Level two chaos, on the other hand, is chaos created by predictive models that break down because the very act of predicting them changes the course of events. This is exactly what happened in our story of the political scientist and Mr. Trump above, where the revolution did not happen because it was predicted.
Consider the stock market. It is level two chaotic system.
Imagine you develop an error-free computer program that forecasts with hundred percent accuracy the price of stocks tomorrow. You run it for, say, ICICI Bank (sorry, I suffer from recency bias). You forecast a price of Rs 325 for tomorrow, up from the current price of Rs 270.
What happens when a lot of stock traders know that yours’ is a super-accurate prediction? They all will rush in to buy ICICI Bank’s stock so that they can profit from the predicted price rise. As a result, the stock price will shoot up to Rs 325 today itself rather than tomorrow.
Then what will happen tomorrow? Some among the traders, like Mr. Trump in the story above, will curse you because your prediction of the price being Rs 325 “tomorrow” falls flat on its face. And why? Because you predicted it!
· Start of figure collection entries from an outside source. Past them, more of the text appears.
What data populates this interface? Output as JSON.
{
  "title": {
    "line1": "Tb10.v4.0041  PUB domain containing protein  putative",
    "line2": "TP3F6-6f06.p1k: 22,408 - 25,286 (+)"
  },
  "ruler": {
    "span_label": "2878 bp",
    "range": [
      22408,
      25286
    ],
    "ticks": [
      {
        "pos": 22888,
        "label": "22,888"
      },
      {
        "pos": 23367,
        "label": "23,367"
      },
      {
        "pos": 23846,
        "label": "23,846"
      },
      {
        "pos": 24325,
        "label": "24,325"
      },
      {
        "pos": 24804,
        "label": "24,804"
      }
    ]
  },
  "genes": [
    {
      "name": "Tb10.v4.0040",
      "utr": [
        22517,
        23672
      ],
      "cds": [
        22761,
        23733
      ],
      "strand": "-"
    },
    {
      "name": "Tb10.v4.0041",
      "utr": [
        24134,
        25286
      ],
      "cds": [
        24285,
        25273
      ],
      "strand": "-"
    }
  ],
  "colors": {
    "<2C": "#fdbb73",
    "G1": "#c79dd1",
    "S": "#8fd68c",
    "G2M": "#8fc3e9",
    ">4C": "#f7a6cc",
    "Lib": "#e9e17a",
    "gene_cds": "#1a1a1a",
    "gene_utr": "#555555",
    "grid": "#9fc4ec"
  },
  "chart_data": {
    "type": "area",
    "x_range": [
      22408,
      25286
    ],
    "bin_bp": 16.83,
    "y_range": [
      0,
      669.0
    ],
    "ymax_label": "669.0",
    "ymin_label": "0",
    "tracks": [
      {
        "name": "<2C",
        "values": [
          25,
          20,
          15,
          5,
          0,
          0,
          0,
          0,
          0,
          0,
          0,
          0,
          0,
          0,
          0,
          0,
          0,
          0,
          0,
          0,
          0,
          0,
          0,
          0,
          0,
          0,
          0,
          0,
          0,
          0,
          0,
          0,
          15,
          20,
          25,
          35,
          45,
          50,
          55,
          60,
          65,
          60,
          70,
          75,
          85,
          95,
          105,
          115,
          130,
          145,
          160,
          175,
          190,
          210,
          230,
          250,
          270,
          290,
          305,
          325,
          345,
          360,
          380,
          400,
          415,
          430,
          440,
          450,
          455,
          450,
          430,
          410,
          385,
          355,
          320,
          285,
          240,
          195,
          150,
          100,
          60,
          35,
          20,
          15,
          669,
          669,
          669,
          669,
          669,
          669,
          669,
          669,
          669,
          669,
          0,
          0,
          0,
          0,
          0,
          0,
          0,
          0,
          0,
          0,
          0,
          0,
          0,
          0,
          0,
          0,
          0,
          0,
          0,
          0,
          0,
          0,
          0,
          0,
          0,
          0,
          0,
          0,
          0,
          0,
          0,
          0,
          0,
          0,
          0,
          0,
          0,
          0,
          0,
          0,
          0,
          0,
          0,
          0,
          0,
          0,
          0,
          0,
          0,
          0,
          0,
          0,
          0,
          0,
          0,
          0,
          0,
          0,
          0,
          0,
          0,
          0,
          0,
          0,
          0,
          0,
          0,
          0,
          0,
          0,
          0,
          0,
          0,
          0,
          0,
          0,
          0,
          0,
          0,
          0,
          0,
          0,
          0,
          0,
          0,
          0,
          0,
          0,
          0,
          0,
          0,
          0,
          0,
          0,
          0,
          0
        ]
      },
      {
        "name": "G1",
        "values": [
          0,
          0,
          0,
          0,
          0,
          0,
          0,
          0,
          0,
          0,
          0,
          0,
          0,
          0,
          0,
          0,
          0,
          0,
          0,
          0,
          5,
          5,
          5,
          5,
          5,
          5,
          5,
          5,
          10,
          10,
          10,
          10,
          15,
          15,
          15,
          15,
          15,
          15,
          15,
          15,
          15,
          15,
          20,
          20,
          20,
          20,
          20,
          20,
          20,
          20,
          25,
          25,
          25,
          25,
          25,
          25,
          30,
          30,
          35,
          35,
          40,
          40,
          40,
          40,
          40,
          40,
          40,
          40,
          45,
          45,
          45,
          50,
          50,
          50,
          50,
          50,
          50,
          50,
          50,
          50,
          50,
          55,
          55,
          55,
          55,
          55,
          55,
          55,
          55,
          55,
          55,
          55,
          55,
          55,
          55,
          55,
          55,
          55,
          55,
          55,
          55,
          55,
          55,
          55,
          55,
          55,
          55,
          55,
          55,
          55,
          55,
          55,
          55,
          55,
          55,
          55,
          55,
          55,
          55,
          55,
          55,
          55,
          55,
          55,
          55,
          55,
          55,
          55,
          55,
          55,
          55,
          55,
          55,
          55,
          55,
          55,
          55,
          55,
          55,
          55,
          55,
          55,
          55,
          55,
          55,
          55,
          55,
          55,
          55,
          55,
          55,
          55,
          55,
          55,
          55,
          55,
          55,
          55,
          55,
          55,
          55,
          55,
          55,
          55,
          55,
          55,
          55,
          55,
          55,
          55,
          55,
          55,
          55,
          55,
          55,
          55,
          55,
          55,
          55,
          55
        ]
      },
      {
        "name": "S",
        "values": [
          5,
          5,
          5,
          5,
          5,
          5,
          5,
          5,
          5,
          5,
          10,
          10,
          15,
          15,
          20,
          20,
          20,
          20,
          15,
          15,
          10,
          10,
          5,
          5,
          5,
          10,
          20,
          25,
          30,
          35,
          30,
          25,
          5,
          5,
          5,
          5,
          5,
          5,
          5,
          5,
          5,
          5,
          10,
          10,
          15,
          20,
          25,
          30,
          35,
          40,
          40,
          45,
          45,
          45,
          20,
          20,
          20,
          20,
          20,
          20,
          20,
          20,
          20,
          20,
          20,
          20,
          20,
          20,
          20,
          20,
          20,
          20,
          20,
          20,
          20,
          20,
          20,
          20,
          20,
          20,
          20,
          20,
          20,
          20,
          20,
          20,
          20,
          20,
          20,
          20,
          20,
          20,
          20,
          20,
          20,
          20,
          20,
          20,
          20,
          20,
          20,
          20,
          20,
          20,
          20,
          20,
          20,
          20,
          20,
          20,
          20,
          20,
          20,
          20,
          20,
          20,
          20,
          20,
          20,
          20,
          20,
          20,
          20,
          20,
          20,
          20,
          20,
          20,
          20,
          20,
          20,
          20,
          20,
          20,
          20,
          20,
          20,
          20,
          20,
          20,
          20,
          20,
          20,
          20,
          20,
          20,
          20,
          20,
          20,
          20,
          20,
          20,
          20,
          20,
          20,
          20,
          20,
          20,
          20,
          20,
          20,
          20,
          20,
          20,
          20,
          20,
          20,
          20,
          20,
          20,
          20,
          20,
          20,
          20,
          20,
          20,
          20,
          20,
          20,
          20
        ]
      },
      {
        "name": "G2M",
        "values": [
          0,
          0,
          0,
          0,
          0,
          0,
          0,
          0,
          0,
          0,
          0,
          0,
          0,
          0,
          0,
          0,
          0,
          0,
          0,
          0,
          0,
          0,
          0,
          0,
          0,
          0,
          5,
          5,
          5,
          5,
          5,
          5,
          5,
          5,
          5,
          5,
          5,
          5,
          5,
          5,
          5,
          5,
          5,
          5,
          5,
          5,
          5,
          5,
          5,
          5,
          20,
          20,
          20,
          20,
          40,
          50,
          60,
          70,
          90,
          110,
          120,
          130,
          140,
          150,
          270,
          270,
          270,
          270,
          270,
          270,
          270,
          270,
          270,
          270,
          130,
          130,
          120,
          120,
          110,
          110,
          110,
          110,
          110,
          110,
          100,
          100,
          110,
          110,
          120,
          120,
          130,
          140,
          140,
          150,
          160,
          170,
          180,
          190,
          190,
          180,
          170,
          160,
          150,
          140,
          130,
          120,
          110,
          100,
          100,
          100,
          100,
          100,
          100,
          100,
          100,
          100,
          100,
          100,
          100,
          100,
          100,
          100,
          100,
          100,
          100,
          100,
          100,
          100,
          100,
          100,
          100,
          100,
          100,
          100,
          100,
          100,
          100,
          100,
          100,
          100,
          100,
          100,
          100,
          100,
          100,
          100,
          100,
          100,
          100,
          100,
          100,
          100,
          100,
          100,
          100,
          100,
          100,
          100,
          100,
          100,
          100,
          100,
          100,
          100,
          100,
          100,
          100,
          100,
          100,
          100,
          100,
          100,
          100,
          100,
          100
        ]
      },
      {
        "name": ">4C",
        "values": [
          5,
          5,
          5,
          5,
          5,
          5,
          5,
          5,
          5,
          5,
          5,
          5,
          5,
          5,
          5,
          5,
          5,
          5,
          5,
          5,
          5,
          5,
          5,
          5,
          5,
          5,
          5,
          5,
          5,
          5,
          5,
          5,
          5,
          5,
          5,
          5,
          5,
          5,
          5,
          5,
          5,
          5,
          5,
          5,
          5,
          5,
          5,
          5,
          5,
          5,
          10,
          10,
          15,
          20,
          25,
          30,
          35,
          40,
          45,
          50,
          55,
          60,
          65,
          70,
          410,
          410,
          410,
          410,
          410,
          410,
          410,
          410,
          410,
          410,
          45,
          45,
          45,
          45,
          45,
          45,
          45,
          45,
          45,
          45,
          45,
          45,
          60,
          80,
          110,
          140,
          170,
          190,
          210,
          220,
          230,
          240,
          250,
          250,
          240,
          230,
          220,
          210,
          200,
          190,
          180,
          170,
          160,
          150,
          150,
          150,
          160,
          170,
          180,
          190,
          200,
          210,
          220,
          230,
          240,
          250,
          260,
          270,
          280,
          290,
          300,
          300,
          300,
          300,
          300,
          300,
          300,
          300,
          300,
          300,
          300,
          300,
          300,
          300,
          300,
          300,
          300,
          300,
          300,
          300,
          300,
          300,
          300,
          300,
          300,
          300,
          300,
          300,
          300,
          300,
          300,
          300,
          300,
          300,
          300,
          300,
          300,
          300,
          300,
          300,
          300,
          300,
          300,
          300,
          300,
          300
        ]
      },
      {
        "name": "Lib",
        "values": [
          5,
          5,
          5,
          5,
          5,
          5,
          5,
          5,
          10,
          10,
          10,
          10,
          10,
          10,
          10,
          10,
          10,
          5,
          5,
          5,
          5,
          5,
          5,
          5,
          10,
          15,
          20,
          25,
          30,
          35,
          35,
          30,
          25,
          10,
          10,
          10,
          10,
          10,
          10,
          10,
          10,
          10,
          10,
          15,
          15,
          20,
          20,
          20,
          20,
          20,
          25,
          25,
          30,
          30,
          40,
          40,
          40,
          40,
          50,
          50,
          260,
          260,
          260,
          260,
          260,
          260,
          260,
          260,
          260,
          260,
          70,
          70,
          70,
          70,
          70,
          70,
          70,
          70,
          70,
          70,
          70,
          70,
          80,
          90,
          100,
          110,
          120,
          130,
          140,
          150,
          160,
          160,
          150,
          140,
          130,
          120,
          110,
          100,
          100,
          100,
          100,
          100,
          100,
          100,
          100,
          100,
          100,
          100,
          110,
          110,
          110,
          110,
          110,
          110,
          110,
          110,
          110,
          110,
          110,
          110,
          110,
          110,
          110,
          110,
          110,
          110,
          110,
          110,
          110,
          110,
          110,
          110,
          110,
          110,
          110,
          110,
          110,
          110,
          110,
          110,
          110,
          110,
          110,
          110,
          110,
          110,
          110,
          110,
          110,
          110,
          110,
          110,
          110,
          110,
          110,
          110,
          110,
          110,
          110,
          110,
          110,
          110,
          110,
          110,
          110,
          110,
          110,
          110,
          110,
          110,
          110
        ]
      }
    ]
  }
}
This is exactly what happens in the stock market prediction business. People predict for one year forward (sometimes based on ten years forward earnings), and because many others believe such a prediction in a rising market, the prediction comes true in three or six months. And then another, a higher prediction is made (the tail wags the dog).
So, it’s a self-fulfilling prophecy – a prediction that directly or indirectly causes itself to become true, by the very terms of the prophecy itself, due to positive feedback between belief and behaviour.
And that’s why it’s so important for investors to stop seeking or believing in predictions about the future of the stock market and stock prices, and instead study history. And why?
Here’s what Harari writes in Sapiens –
Unlike physics or chemistry, history is not a means for making accurate predictions. We study history not to know the future but to widen our horizons, to understand that our present situation is neither natural nor inevitable, and that we consequently have many more possibilities before us than we imagine.
History serves as a valuable tool and a great friend of the intelligent investor. You not only learn from the mistakes (like failed predictions) that others who came before you made, but if you dig just a bit deeper, you realize it’s a goldmine of ideas and insights that still work.
The players change, but the music never stops.
By the way, here’s a prediction I just came across and thought it may be music for your ears if you’re a shareholder in ICICI Bank –
By the way, are you really (and still) a shareholder in ICICI Bank? Chaos!
SEBI Registration Status: I, Vishal Khandelwal, am a registered Research Analyst as per SEBI (Research Analyst) Regulations, 2014 (Registration No. INH000000578). But that does not mean, in any case, that I am intelligent and that you should trust me more than what you would do without this status. This is NOT an investment advice to buy or sell shares. Please make your own decision, as blindly acting on anyone else’s research and opinions can be injurious to your wealth. I do not own any stock mentioned in this post, but my analysis may be biased, and wrong. I have been wrong many times in the past.
P.S. The story at the start of this post is a modified version of what Harari wrote in Sapiens (Pg. 241).